[CRITIQUE] L'INTÉRÊT D'ADAM de Laura Wandel : Un intense face à face féminin et maternel
/image%2F1371318%2F20250907%2Fob_aaadec_l-interet-d-adam-affiche-120x160-17-07.jpg)
••••••••••••••••••••••••••••••
Dans son second film, elle embarque Léa Drucker et Anamaria Vartolomei au cœur d’un service hospitalier pédiatrique le face-à-face, en immersion, le temps d'une nuit dans le service pédiatrique d'un hôpital, entre une infirmière usée (Léa Drucker) et une mère isolée maltraitante (Anamaria Vartolomei) qui fait subir ses propres névroses alimentaires à son fils Adam, lequel se trimbale d'inquiétantes carences.
Dans Un monde, Laura Wandel se plaçait à hauteur d’enfant (les visages des rares adultes tels que celui joué par Karim Leklou n'étaient visibles que lorsqu'ils se baissaient pour parler aux enfants), pour parler du harcèlement scolaire et de ses violences.
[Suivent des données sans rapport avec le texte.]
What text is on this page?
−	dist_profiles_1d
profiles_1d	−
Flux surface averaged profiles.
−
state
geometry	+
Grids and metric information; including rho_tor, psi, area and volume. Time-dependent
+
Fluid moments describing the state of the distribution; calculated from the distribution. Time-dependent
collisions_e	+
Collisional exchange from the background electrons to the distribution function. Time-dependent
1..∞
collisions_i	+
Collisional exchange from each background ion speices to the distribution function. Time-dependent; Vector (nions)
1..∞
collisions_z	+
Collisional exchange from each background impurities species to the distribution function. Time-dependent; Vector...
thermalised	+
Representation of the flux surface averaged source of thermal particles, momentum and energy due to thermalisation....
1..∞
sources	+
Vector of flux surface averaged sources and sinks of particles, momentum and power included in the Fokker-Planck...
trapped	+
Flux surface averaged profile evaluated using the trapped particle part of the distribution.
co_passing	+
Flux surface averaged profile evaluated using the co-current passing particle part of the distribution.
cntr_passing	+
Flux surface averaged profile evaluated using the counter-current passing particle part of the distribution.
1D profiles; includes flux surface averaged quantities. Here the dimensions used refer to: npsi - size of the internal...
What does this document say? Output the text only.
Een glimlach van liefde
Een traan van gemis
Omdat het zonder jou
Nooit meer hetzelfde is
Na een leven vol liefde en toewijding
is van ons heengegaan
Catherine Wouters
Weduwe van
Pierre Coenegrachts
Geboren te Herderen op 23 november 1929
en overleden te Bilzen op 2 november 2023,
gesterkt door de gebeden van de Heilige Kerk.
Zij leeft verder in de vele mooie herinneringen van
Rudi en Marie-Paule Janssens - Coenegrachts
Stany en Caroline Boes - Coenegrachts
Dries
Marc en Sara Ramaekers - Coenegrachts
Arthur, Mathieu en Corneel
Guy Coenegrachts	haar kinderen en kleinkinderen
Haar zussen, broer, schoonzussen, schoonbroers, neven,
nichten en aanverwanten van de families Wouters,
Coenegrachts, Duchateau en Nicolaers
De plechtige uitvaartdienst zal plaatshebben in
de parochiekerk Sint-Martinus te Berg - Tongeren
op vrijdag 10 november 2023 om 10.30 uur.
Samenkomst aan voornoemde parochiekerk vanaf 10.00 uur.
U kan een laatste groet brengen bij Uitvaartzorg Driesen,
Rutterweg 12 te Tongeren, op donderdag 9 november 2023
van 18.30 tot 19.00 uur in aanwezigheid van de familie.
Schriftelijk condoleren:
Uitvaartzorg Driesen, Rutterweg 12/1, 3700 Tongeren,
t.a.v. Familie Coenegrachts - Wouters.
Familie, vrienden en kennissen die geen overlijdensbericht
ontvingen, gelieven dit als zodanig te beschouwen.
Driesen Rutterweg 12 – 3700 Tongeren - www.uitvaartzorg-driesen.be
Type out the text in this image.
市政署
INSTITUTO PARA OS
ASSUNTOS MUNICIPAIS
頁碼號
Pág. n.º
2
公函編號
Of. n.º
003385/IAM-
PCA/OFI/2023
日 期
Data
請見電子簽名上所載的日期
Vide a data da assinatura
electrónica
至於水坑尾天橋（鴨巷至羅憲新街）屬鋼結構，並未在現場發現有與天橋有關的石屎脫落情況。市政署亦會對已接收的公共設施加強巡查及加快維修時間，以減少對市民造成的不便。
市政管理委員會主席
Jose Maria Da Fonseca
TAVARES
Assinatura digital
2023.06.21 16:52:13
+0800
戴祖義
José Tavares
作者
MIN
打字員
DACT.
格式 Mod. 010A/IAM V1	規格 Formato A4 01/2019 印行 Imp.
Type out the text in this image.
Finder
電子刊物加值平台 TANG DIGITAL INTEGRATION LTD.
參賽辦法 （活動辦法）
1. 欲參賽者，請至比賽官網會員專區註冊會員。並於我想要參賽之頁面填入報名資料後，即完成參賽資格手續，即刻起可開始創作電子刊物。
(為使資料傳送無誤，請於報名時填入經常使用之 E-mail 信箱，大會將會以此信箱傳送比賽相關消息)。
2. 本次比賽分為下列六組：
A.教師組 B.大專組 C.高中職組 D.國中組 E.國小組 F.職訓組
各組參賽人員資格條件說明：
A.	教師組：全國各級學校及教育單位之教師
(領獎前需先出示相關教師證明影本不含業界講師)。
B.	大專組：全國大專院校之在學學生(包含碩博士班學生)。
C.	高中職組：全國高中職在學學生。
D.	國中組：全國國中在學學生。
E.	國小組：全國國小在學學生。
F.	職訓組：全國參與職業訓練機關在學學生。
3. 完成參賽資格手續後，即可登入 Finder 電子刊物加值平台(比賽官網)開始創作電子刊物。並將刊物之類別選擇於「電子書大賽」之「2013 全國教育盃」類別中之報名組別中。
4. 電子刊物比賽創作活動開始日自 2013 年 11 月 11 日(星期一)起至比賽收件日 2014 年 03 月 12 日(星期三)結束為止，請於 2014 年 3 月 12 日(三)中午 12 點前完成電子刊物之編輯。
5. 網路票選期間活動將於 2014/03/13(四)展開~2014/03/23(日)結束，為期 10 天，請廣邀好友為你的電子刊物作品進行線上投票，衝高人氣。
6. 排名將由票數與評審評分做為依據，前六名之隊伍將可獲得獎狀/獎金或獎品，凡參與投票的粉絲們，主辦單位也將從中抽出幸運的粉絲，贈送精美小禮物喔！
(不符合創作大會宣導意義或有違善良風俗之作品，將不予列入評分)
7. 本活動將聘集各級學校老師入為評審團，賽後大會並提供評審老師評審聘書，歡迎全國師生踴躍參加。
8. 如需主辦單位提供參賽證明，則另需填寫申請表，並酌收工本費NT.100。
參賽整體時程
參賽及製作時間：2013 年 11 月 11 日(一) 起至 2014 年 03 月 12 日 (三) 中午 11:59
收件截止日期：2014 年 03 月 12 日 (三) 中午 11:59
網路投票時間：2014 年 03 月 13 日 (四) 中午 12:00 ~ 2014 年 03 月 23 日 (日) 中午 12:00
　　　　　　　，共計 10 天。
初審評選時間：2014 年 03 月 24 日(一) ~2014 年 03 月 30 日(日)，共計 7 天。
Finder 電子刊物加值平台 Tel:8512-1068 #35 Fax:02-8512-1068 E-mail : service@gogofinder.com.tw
Continuant d’explorer le thème de l’enfance en danger, la cinéaste se situe désormais du côté des adultes, celui d’une mère qui aime d’un amour exclusif son petit garçon de 4 ans au point de le mettre en danger, et celui de l’infirmière en chef, vouée corps et âme à son métier.
L'enfant , le Adam du titre, est présent devant la caméra de Laura Wandel, mais constitue plus un enjeu crucial sur lequel les deux protagonistes principales se cristallisent, qu'un personnage à part entière.
/image%2F1371318%2F20250907%2Fob_213fc4_linteretdadam-0066-2-maxencededry.jpg)
Ce second long métrage est en premier lieu un face-à-face explicatif entre deux comédiennes au sommet de leur art : Léa Drucker, décidément prédisposée, après notamment Dossier 137, aux emplois de consolatrices et de bon petit soldat partagé entre professionnalisme et implication intime trop forte , et Anamaria Vartolomei, la révélation tout en finesse de L'Événement d'Audrey Diwan, qui excelle dans la retenue et l'intériorisation.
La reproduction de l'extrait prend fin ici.